Criança é um serzinho que acorda, faz o desjejum com os olhos remelados e á força. Vai para a escola ainda sonolenta por não ter ido dormir cedo e, no carro com os pais, reclama da vida que tem. Lá, estuda brincando, lancha e recreia; volta para o almoço e dana-se até que a mãe o chame para o dever de casa, volta a danar-se, lancha, brinca, janta e finalmente dorme após o leite achocolatado.
Todas as crianças deveriam ter essa rotina, mas não é bem assim: observamos, com muito pesar, outras que mal dormem por que não há um colchão, uma rede, um cantinho que seja, ou porque o barulho do estômago as acorda. Acordam, procuram o que comer, não acham e partem a pé para a escola, de olhos na merenda do Ministério da Educação. Às vezes não tem, porque a roubaram. Voltam para casa com cérebro e os intestinos vazios. Lá a mãe já fizera das tripas coração e salgara com lagrimas a primeira refeição de seus filhos. Não vale repetir. Ordena-lhes para irem logo até a padaria da moda e lá ficam, a tarde inteira, todos os dias, - muitas vezes postas a correr-, fazendo-se notar e suplicando: “ei, senhor, se sobrar uma moeda, você me dá”?
Às vezes cai em suas mãos uma moeda, ou pão, ou não.

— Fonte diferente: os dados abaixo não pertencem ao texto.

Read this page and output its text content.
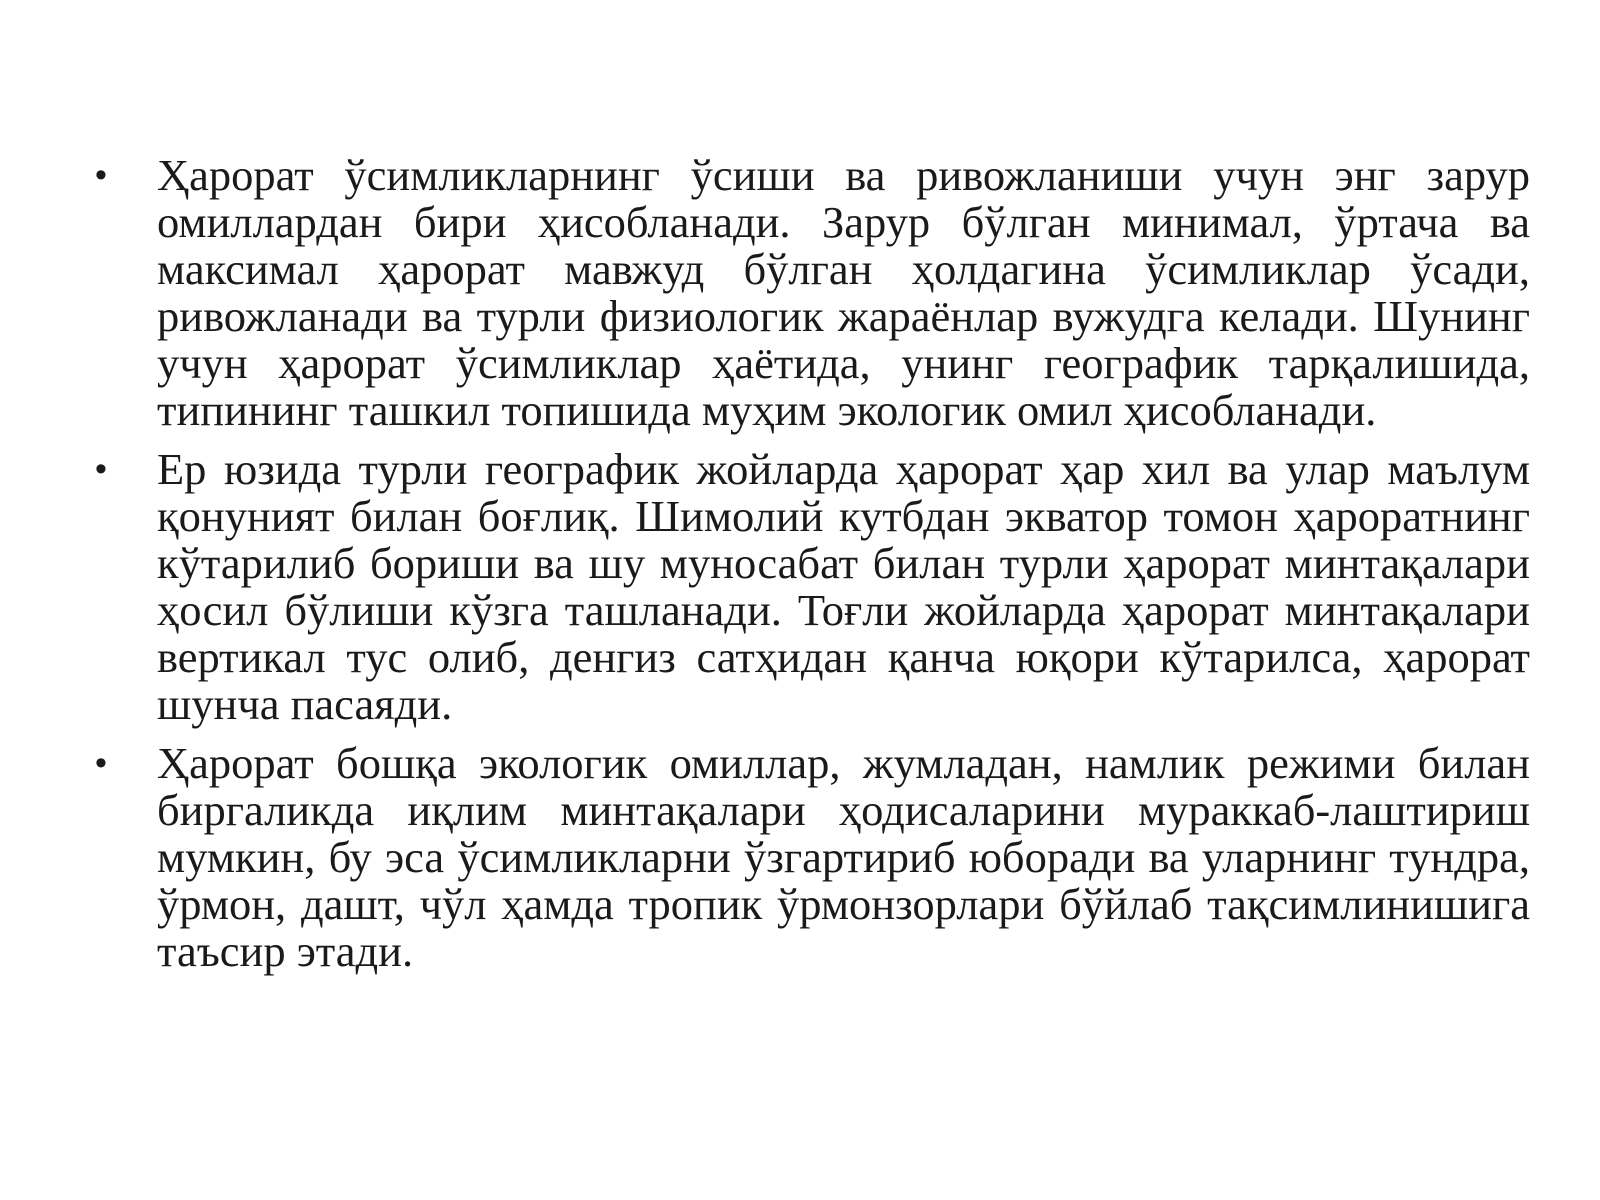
•	Ҳарорат ўсимликларнинг ўсиши ва ривожланиши учун энг зарур омиллардан бири ҳисобланади. Зарур бўлган минимал, ўртача ва максимал ҳарорат мавжуд бўлган ҳолдагина ўсимликлар ўсади, ривожланади ва турли физиологик жараёнлар вужудга келади. Шунинг учун ҳарорат ўсимликлар ҳаётида, унинг географик тарқалишида, типининг ташкил топишида муҳим экологик омил ҳисобланади.
•	Ер юзида турли географик жойларда ҳарорат ҳар хил ва улар маълум қонуният билан боғлиқ. Шимолий кутбдан экватор томон ҳароратнинг кўтарилиб бориши ва шу муносабат билан турли ҳарорат минтақалари ҳосил бўлиши кўзга ташланади. Тоғли жойларда ҳарорат минтақалари вертикал тус олиб, денгиз сатҳидан қанча юқори кўтарилса, ҳарорат шунча пасаяди.
•	Ҳарорат бошқа экологик омиллар, жумладан, намлик режими билан биргаликда иқлим минтақалари ҳодисаларини мураккаб-лаштириш мумкин, бу эса ўсимликларни ўзгартириб юборади ва уларнинг тундра, ўрмон, дашт, чўл ҳамда тропик ўрмонзорлари бўйлаб тақсимлинишига таъсир этади.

Depende do nosso humor, da indiferença ou da nossa indignação. Mas achamos que criança – não o menor – não tem culpa de nada. Essas das quais lembramos não nos abordam com canivete ou caco de vidro. Passei a não ficar indiferente ao chamado da consciência de minha infância bem cuidada e resolvi então doar-lhe um pão por dia, trezentos e sessenta e cinco por ano. Já está no orçamento. Moeda não, pois pode parecer esmola ou estimular a malandragem ou a mendicância. O pão é gesto de amizade, de divisão, de comunhão. Vamos todos nessa?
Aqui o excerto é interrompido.